Charlie Lynch

Personal information
- Full name: Charles Lynch
- Born: 5 June 1891 Parramatta, New South Wales, Australia
- Died: 21 August 1968 (aged 77) Narwee, New South Wales, Australia

Coaching information
Club
| Years | Team | Gms | W | D | L | W% |
| 1928–40 | South Sydney | 165 | 107 | 6 | 52 | 65 |
| 1947 | St. George | 16 | 9 | 0 | 7 | 56 |
|  | Total | 181 | 116 | 6 | 59 | 64 |
- Source: As of 17 June 2019

= Charlie Lynch =

Australian rugby league coach

Charlie Lynch (1891-1968) was an Australian rugby league coach of the 1920s and 1940s. He is known as a multi-premiership-winning coach.

==South Sydney==
Lynch is mainly remembered as a premiership winning coach of the South Sydney club.
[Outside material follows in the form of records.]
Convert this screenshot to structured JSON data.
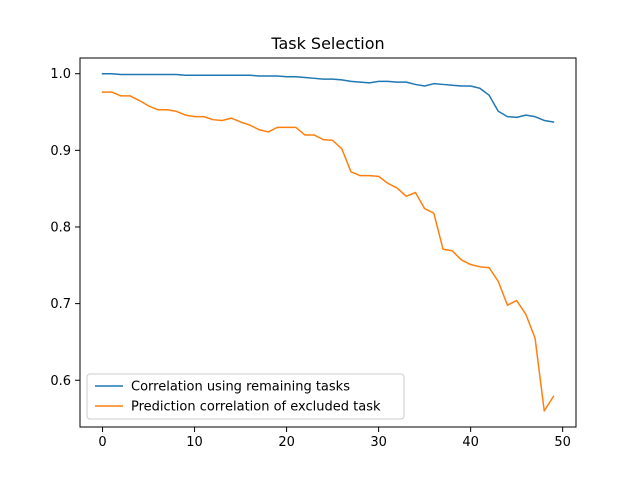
{
  "chart_data": {
    "type": "line",
    "title": "Task Selection",
    "xlabel": "",
    "ylabel": "",
    "xlim": [
      -2.45,
      51.45
    ],
    "ylim": [
      0.539,
      1.0205
    ],
    "x_ticks": [
      0,
      10,
      20,
      30,
      40,
      50
    ],
    "y_ticks": [
      0.6,
      0.7,
      0.8,
      0.9,
      1.0
    ],
    "x_tick_labels": [
      "0",
      "10",
      "20",
      "30",
      "40",
      "50"
    ],
    "y_tick_labels": [
      "0.6",
      "0.7",
      "0.8",
      "0.9",
      "1.0"
    ],
    "grid": false,
    "legend_position": "lower-left",
    "x": [
      0,
      1,
      2,
      3,
      4,
      5,
      6,
      7,
      8,
      9,
      10,
      11,
      12,
      13,
      14,
      15,
      16,
      17,
      18,
      19,
      20,
      21,
      22,
      23,
      24,
      25,
      26,
      27,
      28,
      29,
      30,
      31,
      32,
      33,
      34,
      35,
      36,
      37,
      38,
      39,
      40,
      41,
      42,
      43,
      44,
      45,
      46,
      47,
      48,
      49
    ],
    "series": [
      {
        "name": "Correlation using remaining tasks",
        "color": "#1f77b4",
        "values": [
          1.0,
          1.0,
          0.999,
          0.999,
          0.999,
          0.999,
          0.999,
          0.999,
          0.999,
          0.998,
          0.998,
          0.998,
          0.998,
          0.998,
          0.998,
          0.998,
          0.998,
          0.997,
          0.997,
          0.997,
          0.996,
          0.996,
          0.995,
          0.994,
          0.993,
          0.993,
          0.992,
          0.99,
          0.989,
          0.988,
          0.99,
          0.99,
          0.989,
          0.989,
          0.986,
          0.984,
          0.987,
          0.986,
          0.985,
          0.984,
          0.984,
          0.981,
          0.972,
          0.951,
          0.944,
          0.943,
          0.946,
          0.944,
          0.939,
          0.937
        ]
      },
      {
        "name": "Prediction correlation of excluded task",
        "color": "#ff7f0e",
        "values": [
          0.976,
          0.976,
          0.971,
          0.971,
          0.965,
          0.958,
          0.953,
          0.953,
          0.951,
          0.946,
          0.944,
          0.944,
          0.94,
          0.939,
          0.942,
          0.937,
          0.933,
          0.927,
          0.924,
          0.93,
          0.93,
          0.93,
          0.92,
          0.92,
          0.914,
          0.913,
          0.902,
          0.872,
          0.867,
          0.867,
          0.866,
          0.857,
          0.851,
          0.84,
          0.845,
          0.824,
          0.818,
          0.771,
          0.769,
          0.757,
          0.751,
          0.748,
          0.747,
          0.729,
          0.698,
          0.704,
          0.686,
          0.655,
          0.56,
          0.579
        ]
      }
    ]
  }
}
A prodigy of the great Arthur Hennessey, Lynch took over from Alf Blair as the first grade coach in 1928, and coached to the club for 11 seasons between 1928-1934 and 1937–1940. He won a premiership in his debut year as a first grade coach in 1928, and also tasted premiership success in 1929, 1931 and 1932. After many years at the helm of South Sydney, he retired from coaching at the conclusion of the 1940 season.

==St. George==
As a resident of Carlton, New South Wales, he began an association with St. George, and stepped in as their first grade coach in 1947 replacing Herb Narvo from the previous year. Although Lynch was popular with players and members, the St. George club missed the finals in 1947, and Charlie Lynch was not retained by the club as coach for the 1948 season.

==Accolades==
Lynch was awarded Life Membership of the South Sydney Rabbitohs in 1967, and he died the following year.